Kondisi Ekonomi dan Sosial yang Memprihatinkan:
Faazi Laia dan Faatulo Laia merupakan kakak beradik dari keluarga kurang mampu. Faazi menghidupi satu istri dan enam anak, sedangkan Faatulo menanggung beban keluarga dengan istri dan lima anak. Sejak penahanan dilakukan, anak-anak mereka tidak lagi bisa bersekolah karena kehilangan sumber penghidupan utama.
Keduanya juga memiliki keterbatasan kemampuan dalam membaca, menulis, serta memahami bahasa Indonesia, yang menyebabkan mereka tidak menyadari status hukum dari lokasi kerja mereka.
Dalam upaya mendapatkan keadilan, kedua terdakwa telah mendapatkan bantuan hukum cuma-cuma (Pro Bono) dari Kantor Hukum H. Agus Margodono & Partner, Agus mengatakan bahwa Bantuan Hukum ini diberikan sebagai bentuk kepedulian terhadap buruh kecil yang terjerat persoalan hukum.
Selanjutnya Kuasa hukum kedua terdakwa Agus Margodono, menyatakan bahwa kliennya bukan pelaku utama dalam perkara ini:
“Fakta di persidangan menunjukkan bahwa klien kami hanya bekerja sebagai buruh.
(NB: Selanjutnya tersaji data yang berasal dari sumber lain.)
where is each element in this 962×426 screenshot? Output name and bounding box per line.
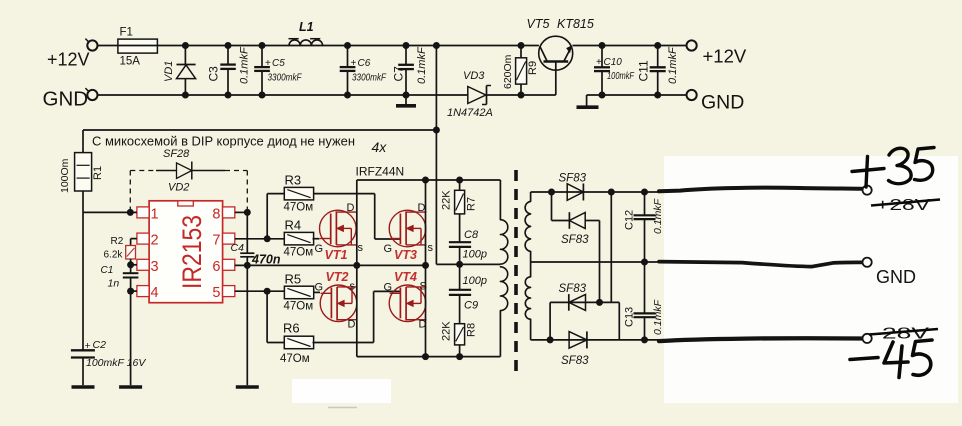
label SF83 D3 (559, 283, 587, 295)
svg-text:D: D (348, 319, 356, 331)
pin 8 box (223, 207, 235, 218)
label VT3 D (418, 202, 426, 214)
label C8 value (463, 248, 487, 260)
terminal GND out (863, 258, 872, 267)
junction C7 top (403, 42, 410, 49)
capacitor C5 (254, 46, 270, 96)
label R3 (285, 173, 302, 188)
svg-text:GND: GND (876, 267, 916, 287)
label C11 value (667, 46, 679, 84)
label R5 (285, 272, 302, 287)
label R9 (527, 61, 539, 75)
capacitor C6 (340, 46, 356, 96)
capacitor C4 (240, 212, 254, 265)
svg-text:SF83: SF83 (559, 173, 587, 185)
label L1 (299, 20, 314, 34)
diode D4 SF83 (569, 331, 587, 348)
svg-text:470n: 470n (251, 253, 281, 267)
svg-text:C4: C4 (231, 242, 245, 254)
wire pin1 to R1 column (83, 211, 137, 213)
label R6 (283, 321, 300, 336)
wire D3 left drop (549, 302, 551, 340)
svg-text:4: 4 (151, 285, 159, 301)
svg-text:C3: C3 (207, 66, 221, 82)
ground symbol C7 (396, 95, 416, 106)
junction +35 rail mid (608, 189, 615, 196)
wire hand-drawn GND (659, 262, 863, 267)
label VT3 (394, 248, 417, 262)
chip notch (178, 201, 194, 206)
svg-text:0.1mkF: 0.1mkF (667, 46, 679, 84)
junction C5 bottom (259, 92, 266, 99)
wire pin4 to ground (130, 291, 132, 385)
svg-text:s: s (358, 242, 364, 254)
label GND out (876, 267, 916, 287)
pin 1 number (151, 206, 159, 222)
label +12V output (703, 46, 747, 67)
label VT2 G (315, 282, 324, 294)
wire GND rail secondary (531, 261, 660, 263)
svg-text:GND: GND (43, 88, 89, 111)
junction C6 top (344, 42, 351, 49)
svg-text:100Om: 100Om (59, 158, 71, 193)
svg-text:VD1: VD1 (163, 61, 175, 82)
diode VD1 (177, 46, 196, 96)
svg-text:15A: 15A (120, 56, 141, 68)
label R1 (92, 166, 104, 180)
wire GND rail mid (487, 94, 556, 96)
svg-text:+12V: +12V (47, 49, 90, 69)
label SF28 (163, 148, 190, 160)
label VD1 (163, 61, 175, 82)
svg-text:100p: 100p (463, 248, 487, 260)
pin 4 box (137, 286, 149, 297)
junction VD1 bottom (182, 92, 189, 99)
svg-text:C13: C13 (624, 307, 636, 327)
label VD3 value (447, 107, 493, 119)
dashed box DIP (130, 171, 247, 213)
svg-text:100mkF: 100mkF (607, 71, 635, 82)
svg-text:R9: R9 (527, 61, 539, 75)
diode VD3 zener (468, 86, 491, 105)
label C2 (85, 339, 107, 352)
wire D2 branch (552, 192, 570, 221)
capacitor C8 (449, 242, 471, 264)
junction mid C8C9 (456, 261, 463, 268)
label VT3 G (384, 243, 393, 255)
svg-text:C1: C1 (101, 265, 114, 276)
junction VD1 top (182, 42, 189, 49)
label R4 value (284, 247, 314, 259)
svg-text:C8: C8 (464, 229, 479, 241)
label R7 value (441, 190, 453, 210)
white background patch bottom center (292, 379, 391, 408)
wire R1 feed line (83, 129, 436, 131)
svg-text:0.1mkF: 0.1mkF (652, 198, 664, 234)
wire +12V rail top (98, 45, 539, 47)
terminal +12V input (85, 39, 97, 51)
svg-text:R2: R2 (111, 236, 124, 247)
svg-text:4x: 4x (372, 139, 388, 155)
junction feed top (433, 42, 440, 49)
wire pin2 to R2 (131, 239, 137, 246)
label VT1 (325, 248, 348, 262)
wire pin4 row (131, 290, 137, 292)
label IRFZ44N (356, 165, 405, 179)
label R1 value (59, 158, 71, 193)
label C7 value (416, 46, 428, 84)
junction pin5 (264, 288, 271, 295)
pin 3 number (151, 259, 159, 275)
label C5 value (268, 73, 303, 84)
resistor R6 (284, 336, 313, 349)
svg-text:8: 8 (212, 206, 220, 222)
junction R9 bottom (518, 92, 525, 99)
junction C3 top (225, 42, 232, 49)
resistor R4 (284, 232, 313, 245)
svg-text:SF28: SF28 (163, 148, 190, 160)
label R9 value (502, 54, 514, 89)
wire pin7 row (235, 238, 284, 240)
label VD3 (463, 70, 485, 82)
label R6 value (280, 353, 310, 365)
wire pin5 row (235, 290, 285, 292)
junction VT3 source mid (422, 262, 429, 269)
label VT3 S (428, 242, 434, 254)
svg-text:D: D (347, 202, 355, 214)
label VT1 S (358, 242, 364, 254)
wire R3 riser (267, 194, 284, 239)
svg-text:С микосхемой в DIP корпусе дио: С микосхемой в DIP корпусе диод не нужен (92, 135, 355, 149)
junction C4 bottom (244, 262, 251, 269)
wire R5 to VT2 gate (314, 291, 320, 293)
diode D1 SF83 (567, 184, 583, 201)
svg-text:s: s (428, 242, 434, 254)
junction C6 bottom (344, 92, 351, 99)
label VT4 S (420, 281, 427, 293)
svg-text:R4: R4 (285, 218, 302, 233)
svg-text:C6: C6 (358, 58, 371, 69)
label VT4 D (419, 319, 427, 331)
svg-text:R7: R7 (466, 197, 478, 211)
junction rail A VT3 (422, 177, 429, 184)
pin 7 box (223, 233, 235, 244)
svg-text:s: s (350, 281, 356, 293)
junction C11 bottom (654, 92, 661, 99)
ground symbol C2 (72, 385, 95, 389)
svg-text:D: D (418, 202, 426, 214)
terminal GND output top (687, 90, 697, 100)
label C5 (265, 58, 285, 69)
wire VT1 VT2 vertical (356, 180, 358, 357)
pin 8 number (212, 206, 220, 222)
label VT1 G (315, 243, 324, 255)
label C9 (464, 300, 478, 312)
wire hand-drawn +35 (659, 188, 862, 192)
label C3 (207, 66, 221, 82)
svg-text:0.1mkF: 0.1mkF (416, 46, 428, 84)
resistor R3 (284, 187, 313, 200)
transistor VT5 (539, 36, 573, 95)
svg-text:SF83: SF83 (561, 234, 589, 246)
svg-text:47Ом: 47Ом (284, 247, 314, 259)
label C3 value (239, 46, 251, 84)
svg-text:620Om: 620Om (502, 54, 514, 89)
junction pin1 dashed box (127, 209, 134, 216)
transformer secondary winding 1 (525, 192, 531, 262)
transformer primary winding (500, 220, 507, 311)
svg-text:VT1: VT1 (325, 248, 348, 262)
note text DIP (92, 135, 355, 149)
pin 5 number (212, 285, 220, 301)
svg-text:G: G (315, 243, 324, 255)
pin 5 box (223, 286, 235, 297)
svg-text:5: 5 (212, 285, 220, 301)
wire D3 line (550, 301, 619, 303)
svg-text:VT2: VT2 (326, 270, 349, 284)
transistor VT1 (320, 210, 357, 247)
label +12V input (47, 49, 90, 69)
wire rail A (357, 179, 501, 181)
svg-text:GND: GND (701, 92, 744, 114)
label C9 value (463, 275, 487, 287)
label C1 value (108, 278, 120, 290)
label VT2 (326, 270, 349, 284)
svg-text:IR2153: IR2153 (177, 215, 207, 289)
wire -45 rail (531, 339, 661, 341)
label C12 value (652, 198, 664, 234)
svg-text:C5: C5 (272, 58, 285, 69)
wire D2 to D3 vertical (599, 221, 601, 303)
svg-text:+: + (85, 340, 91, 352)
inductor L1 (289, 39, 323, 46)
resistor R9 (516, 46, 527, 96)
ground symbol pin6 column (236, 385, 259, 389)
label R3 value (284, 202, 314, 214)
label C6 value (352, 73, 387, 84)
wire +35 rail (531, 191, 661, 193)
diode VD2 (156, 162, 225, 180)
label 4x (372, 139, 388, 155)
label VT2 S (350, 281, 356, 293)
label VD2 (168, 182, 189, 194)
ground symbol aux (577, 95, 599, 107)
transistor VT3 (389, 210, 426, 247)
diode D2 SF83 (569, 212, 599, 229)
svg-text:C9: C9 (464, 300, 478, 312)
wire pin8 (235, 211, 248, 213)
pin 1 box (137, 207, 149, 218)
label C7 (392, 66, 406, 82)
label R8 value (441, 321, 453, 341)
svg-text:6.2k: 6.2k (104, 250, 124, 261)
label VT2 D (348, 319, 356, 331)
junction C3 bottom (225, 92, 232, 99)
transistor VT4 (389, 285, 426, 322)
svg-text:C7: C7 (392, 66, 406, 82)
svg-text:0.1mkF: 0.1mkF (652, 299, 664, 335)
wire GND rail right (587, 94, 687, 96)
junction GND rail C12 (641, 259, 648, 266)
label C1 (101, 265, 114, 276)
terminal +12V output (687, 40, 697, 50)
wire R4 to VT1 gate (313, 238, 320, 240)
svg-text:VD3: VD3 (463, 70, 485, 82)
label 15A (120, 56, 141, 68)
label VT5 (527, 17, 550, 31)
label GND output top (701, 92, 744, 114)
svg-text:KT815: KT815 (557, 17, 594, 31)
label SF83 D4 (561, 355, 589, 367)
capacitor C10 (594, 46, 610, 96)
svg-text:47Ом: 47Ом (284, 301, 314, 313)
junction C10 bottom (599, 92, 606, 99)
label VT4 (394, 270, 417, 284)
wire rail A drop to primary (499, 180, 501, 220)
svg-text:R8: R8 (466, 323, 478, 337)
junction pin7 (264, 235, 271, 242)
pin 2 box (137, 233, 149, 244)
transformer core (514, 170, 518, 372)
svg-text:2: 2 (151, 233, 159, 249)
label 470n (251, 253, 281, 267)
label R4 (285, 218, 302, 233)
pin 3 box (137, 259, 149, 270)
capacitor C12 (634, 192, 656, 262)
label C10 (596, 57, 622, 68)
label F1 (120, 27, 133, 39)
op-amp U1 IR2153 body (149, 201, 223, 303)
svg-text:G: G (384, 243, 393, 255)
svg-text:G: G (315, 282, 324, 294)
svg-text:100mkF 16V: 100mkF 16V (86, 357, 146, 369)
svg-text:+12V: +12V (703, 46, 747, 67)
label SF83 D2 (561, 234, 589, 246)
wire bottom rail rise to primary (499, 311, 501, 357)
wire VT3 VT4 vertical (425, 180, 427, 357)
junction D3 line (596, 299, 603, 306)
terminal -45 (863, 334, 872, 343)
svg-text:1N4742A: 1N4742A (447, 107, 493, 119)
wire +12V vertical feed (435, 46, 437, 265)
wire +35 to D3 vertical (610, 192, 612, 302)
wire +12V rail top right (573, 45, 687, 47)
label R2 value (104, 250, 124, 261)
pin 6 box (223, 259, 235, 270)
label +28V struck (871, 197, 940, 214)
label R8 (466, 323, 478, 337)
label C8 (464, 229, 479, 241)
wire D3 right drop (618, 302, 620, 340)
junction bottom rail R8 (456, 353, 463, 360)
junction R9 top (518, 42, 525, 49)
resistor R1 (75, 130, 92, 350)
capacitor C2 (71, 350, 95, 385)
junction pin8 (244, 209, 251, 216)
pin 6 number (212, 259, 220, 275)
junction -45 rail C13 (641, 336, 648, 343)
label KT815 (557, 17, 594, 31)
svg-text:7: 7 (212, 233, 220, 249)
wire bottom rail (357, 356, 501, 358)
svg-text:3: 3 (151, 259, 159, 275)
terminal +35 (863, 186, 872, 195)
wire pin6 column to ground (246, 265, 248, 385)
svg-text:47Ом: 47Ом (280, 353, 310, 365)
label C11 (637, 60, 651, 81)
junction D1 anode (548, 189, 555, 196)
label R5 value (284, 301, 314, 313)
svg-text:VT4: VT4 (394, 270, 417, 284)
label GND input (43, 88, 89, 111)
label C4 (231, 242, 245, 254)
svg-text:C2: C2 (93, 339, 107, 351)
capacitor C11 (650, 46, 666, 96)
svg-text:IRFZ44N: IRFZ44N (356, 165, 405, 179)
junction C10 top (599, 42, 606, 49)
junction +35 rail C12 (641, 189, 648, 196)
svg-text:R5: R5 (285, 272, 302, 287)
label C12 (624, 210, 636, 230)
junction C7 bottom (403, 92, 410, 99)
wire hand-drawn -45 (659, 338, 862, 341)
ground symbol pin4 (119, 385, 142, 389)
label VT4 G (384, 282, 393, 294)
wire R3 to VT3 gate (314, 194, 401, 239)
transformer secondary winding 2 (525, 262, 530, 340)
junction pin3 (127, 261, 134, 268)
handwritten -45 (850, 340, 932, 378)
junction pin4 (127, 288, 134, 295)
wire pin6 bus (235, 264, 426, 266)
svg-text:+: + (351, 58, 357, 69)
svg-text:R6: R6 (283, 321, 300, 336)
label R2 (111, 236, 124, 247)
label SF83 D1 (559, 173, 587, 185)
svg-text:+: + (265, 58, 271, 69)
junction rail A R7 (456, 177, 463, 184)
junction bottom rail VT4 (422, 353, 429, 360)
wire R6 riser (267, 291, 284, 342)
label C10 value (607, 71, 635, 82)
svg-text:C11: C11 (637, 60, 651, 81)
label C6 (351, 58, 371, 69)
label C13 value (652, 299, 664, 335)
svg-text:1n: 1n (108, 278, 120, 290)
svg-text:47Ом: 47Ом (284, 202, 314, 214)
svg-text:VT5: VT5 (527, 17, 550, 31)
resistor R8 (455, 324, 465, 357)
resistor R7 (455, 180, 465, 242)
svg-text:22K: 22K (441, 321, 453, 341)
fuse F1 (118, 39, 157, 53)
svg-text:VD2: VD2 (168, 182, 189, 194)
junction -45 rail D3 (547, 336, 554, 343)
handwritten +35 (852, 148, 934, 188)
junction feed R1 line (433, 127, 440, 134)
svg-text:1: 1 (151, 206, 159, 222)
white background patch over output area (664, 156, 958, 403)
capacitor C1 (123, 265, 139, 291)
capacitor C7 (398, 46, 414, 96)
svg-text:100p: 100p (463, 275, 487, 287)
wire GND rail (98, 94, 468, 96)
svg-text:F1: F1 (120, 27, 133, 39)
junction C5 top (259, 42, 266, 49)
junction C11 top (654, 42, 661, 49)
label C13 (624, 307, 636, 327)
svg-text:C10: C10 (604, 57, 623, 68)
Mereka tidak pernah diberi tahu bahwa lokasi tersebut masuk kawasan hutan Produksi Terbatas (HPT). Tindakan hukum seharusnya diarahkan kepada pihak yang mempekerjakan dan pemilik lahan,” ujar Agus kepada kabar kuansing, Kamis (10/7/2025).
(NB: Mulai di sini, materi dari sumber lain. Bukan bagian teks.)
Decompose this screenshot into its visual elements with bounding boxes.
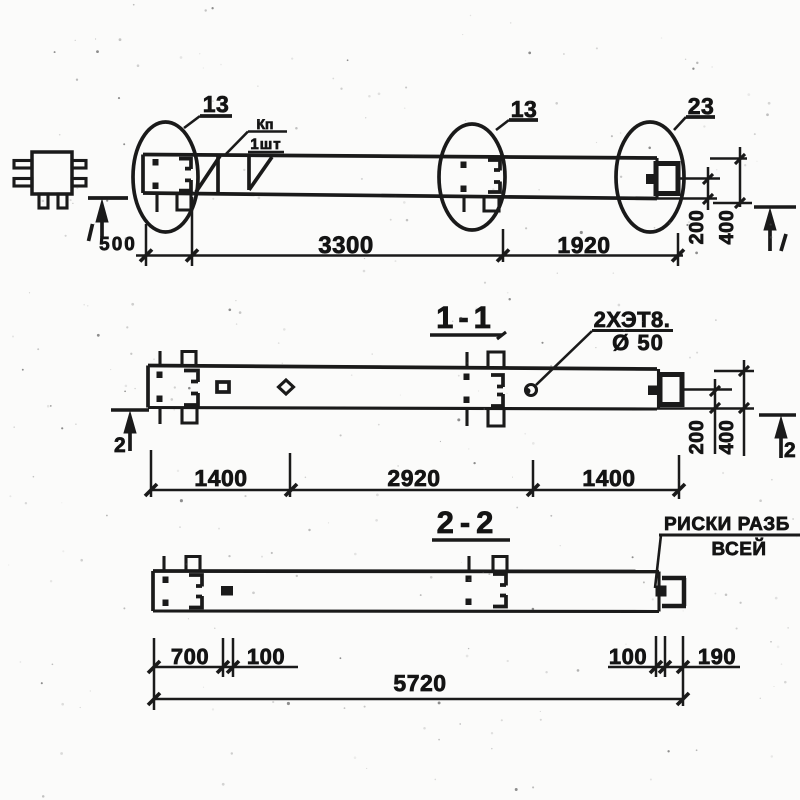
section cut mark 1 (right) — [754, 207, 796, 251]
top view beam outline — [143, 155, 657, 199]
svg-text:1-1: 1-1 — [436, 300, 496, 335]
svg-text:2ХЭТ8.: 2ХЭТ8. — [594, 307, 671, 332]
svg-text:13: 13 — [511, 96, 538, 122]
overall dimension 5720 — [154, 698, 683, 701]
stubs below beam left end (1-1) — [160, 408, 197, 424]
stubs below beam at left end — [157, 195, 191, 212]
column cross-section symbol (plan key) — [14, 152, 86, 208]
strand anchor circle with leader (1-1) — [525, 331, 593, 396]
dimension 200 (1-1 right) — [657, 379, 754, 454]
dimension row 1-1 — [151, 450, 679, 499]
deck element KP (parallelogram with dividers) — [196, 156, 272, 192]
section cut mark 1 (left) — [88, 198, 128, 241]
svg-text:РИСКИ РАЗБ: РИСКИ РАЗБ — [664, 514, 790, 535]
svg-text:200: 200 — [686, 420, 708, 455]
label 1sht — [248, 136, 284, 153]
dimension 400 (top view right) — [710, 147, 752, 207]
oval callout 13 (left) — [133, 122, 198, 232]
svg-text:100: 100 — [247, 644, 285, 669]
stubs above beam left end (1-1) — [160, 351, 196, 366]
svg-text:Ø 50: Ø 50 — [612, 330, 664, 355]
embedded plate marks middle (dots and angle brackets) — [461, 162, 466, 192]
svg-text:100: 100 — [609, 644, 647, 669]
tenon at right end (1-1) — [649, 375, 683, 405]
embedded marks left end (1-1) — [157, 372, 162, 402]
dimension 200 (top view right) — [657, 167, 720, 210]
svg-text:400: 400 — [716, 210, 738, 245]
small square opening (1-1) — [217, 382, 229, 392]
section cut mark 2 (left, 1-1) — [111, 410, 149, 457]
svg-text:ВСЕЙ: ВСЕЙ — [711, 537, 766, 560]
embedded plate marks left end (dots and angle brackets) — [153, 160, 158, 189]
tenon at right end (top view) — [647, 164, 679, 194]
svg-text:200: 200 — [686, 210, 708, 245]
dimension ticks (top view) — [140, 250, 684, 262]
embedded marks middle (1-1) — [464, 374, 469, 403]
section title 1-1 — [430, 300, 506, 339]
section 1-1 beam outline — [148, 366, 659, 410]
embedded marks middle (2-2) — [466, 576, 471, 605]
oval callout 13 (middle) — [439, 124, 505, 230]
stubs above beam left end (2-2) — [164, 556, 200, 572]
label RISKI RAZB with leader — [655, 514, 800, 588]
label 23 with leader — [674, 93, 715, 130]
svg-text:13: 13 — [203, 91, 230, 117]
svg-text:2-2: 2-2 — [437, 505, 500, 540]
svg-text:190: 190 — [698, 644, 736, 669]
svg-text:2: 2 — [784, 439, 796, 462]
stubs below beam middle (1-1) — [467, 409, 504, 426]
dimension 400 (1-1 right) — [714, 360, 754, 456]
svg-text:5720: 5720 — [393, 670, 446, 696]
svg-text:500: 500 — [99, 234, 137, 255]
label 13 left with leader — [184, 91, 232, 128]
section cut mark 2 (right, 1-1) — [759, 415, 796, 462]
label 2xET8 — [592, 307, 673, 332]
svg-text:1400: 1400 — [582, 465, 635, 491]
svg-text:Кп: Кп — [256, 116, 273, 132]
svg-text:400: 400 — [716, 420, 738, 455]
embedded marks left end (2-2) — [163, 577, 168, 606]
dimension 500 (top view) — [99, 234, 137, 255]
stubs above beam middle (1-1) — [467, 352, 504, 368]
svg-text:1400: 1400 — [194, 465, 247, 491]
top view dimension line — [136, 197, 683, 266]
section 2-2 beam outline — [153, 571, 659, 612]
tenon with axis marks at right end (2-2) — [656, 578, 686, 606]
stubs below beam at middle — [464, 197, 499, 212]
svg-text:3300: 3300 — [318, 232, 373, 259]
svg-text:2: 2 — [114, 434, 126, 457]
svg-text:700: 700 — [171, 644, 209, 669]
label 13 middle with leader — [496, 96, 538, 130]
stubs above beam middle (2-2) — [469, 556, 507, 572]
svg-text:23: 23 — [688, 93, 715, 119]
dimension row 1 (2-2) — [154, 636, 740, 710]
filled square mark (2-2) — [221, 586, 233, 596]
svg-text:1920: 1920 — [557, 232, 610, 258]
oval callout 23 (right) — [616, 122, 684, 232]
svg-text:1шт: 1шт — [250, 136, 281, 153]
svg-text:2920: 2920 — [387, 465, 440, 491]
section title 2-2 — [432, 505, 510, 540]
label Kp with leader — [226, 116, 287, 154]
diamond lifting-hole mark (1-1) — [279, 380, 294, 394]
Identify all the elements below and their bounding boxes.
Pihaknya berharap majelis hakim nantinya dapat mempertimbangkan keadaan aspek sosial, ekonomi, dan kesadaran hukum yang rendah dari kedua terdakwa dalam menjatuhkan putusan nantinya.
“Kami mendampingi mereka bukan hanya sebagai bentuk tanggung jawab profesi kami selaku Advokat, tapi juga sebagai upaya untuk memastikan bahwa hukum dapat ditegakkan dan di wujudkan sebagaimana khitah hukum itu sendiri”, tegasnya.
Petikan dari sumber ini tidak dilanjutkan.